A Compliance Tune-up® report provides recommendations indicating what should be done now and in the future to ensure readiness, but you can’t undo mistakes of the past. Willingness to correct errors, however, is a sign of good management and governance. So, it would be best if you got ready immediately to prevent a lookback that discloses unmitigated adverse findings.
· Organization chart reflecting the internal audit department
· Internal audit policies and procedures.
· Current year’s testing schedule and internal audit plan.
· Current year’s Compliance Tune-up®. (Second Line of Defense).
· Current year’s independent internal audit. (Third Line of Defense).
· Ability to identify any significant findings for the past 12-month period.
· Management and tracking reports for monitoring performance in operational areas.
WordS to the Wise should be Sufficient!
I stated above that there are a few other things I want you to consider. I list them in no order of importance because they are all equally important. Let’s group these remarks in the category of “words to the wise should be sufficient!”
· An internal audit plan should be risk-based, updated annually, and include a review of all controls and key functions in each origination and servicing department.
· Applying a risk rating for each key process area of the originations and servicing platforms is critical to implementing a continuous internal audit schedule.
· A second line of defense review, such as the Compliance Tune-up®, should be initiated for specific departments, functions, and regulations in anticipation of performing the internal audit. (This ensures that the internal audit, the third line of defense, may present accurate and reliable findings.)

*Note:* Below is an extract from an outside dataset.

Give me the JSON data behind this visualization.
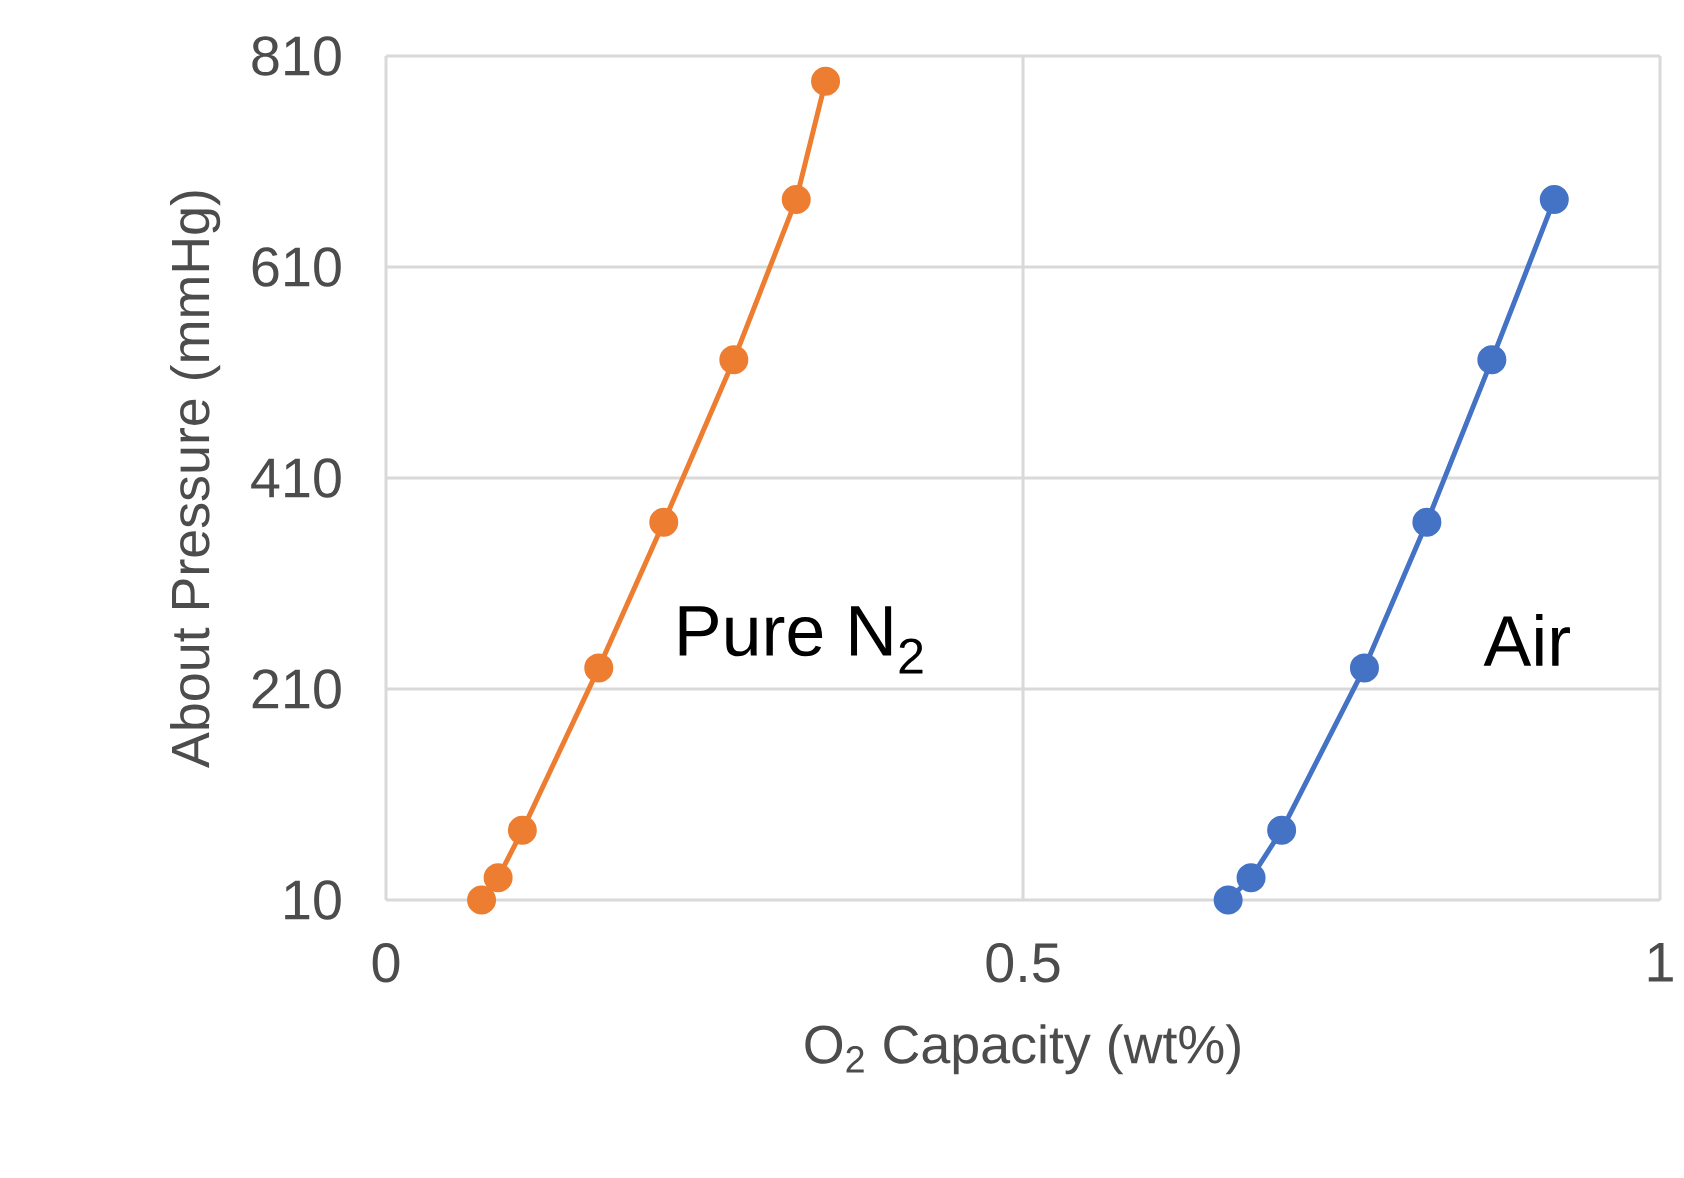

· A process should be in place to define the scope and frequency of audits to be performed based on the specific risk rating for all key functions. (This ensures that the functions that represent the highest risk are audited on at least an annual basis.)
· An internal audit schedule should be in place, reflect current activity, and be reviewed on a regular basis to incorporate any emerging risks in operational areas.
· Adverse internal or external audit findings pertaining to key functions or regulatory compliance should be reviewed by the audit committee for remediation.
· An established framework for interaction between internal audit functions, business units, and management exists to ensure open communications regarding risk and control management, including the adoption and implementation of self-assessment methodologies.
Jonathan Foxx, Ph.D., MBA
Chairman & Managing Director
Lenders Compliance Group
[i] Three
Lines of Defense in Effective Risk Management and Control, Institute of
Internal Auditors (IIA), January 2013. The Lines of Defense (LOD) model assigns
and coordinates risk and control responsibilities across business functions.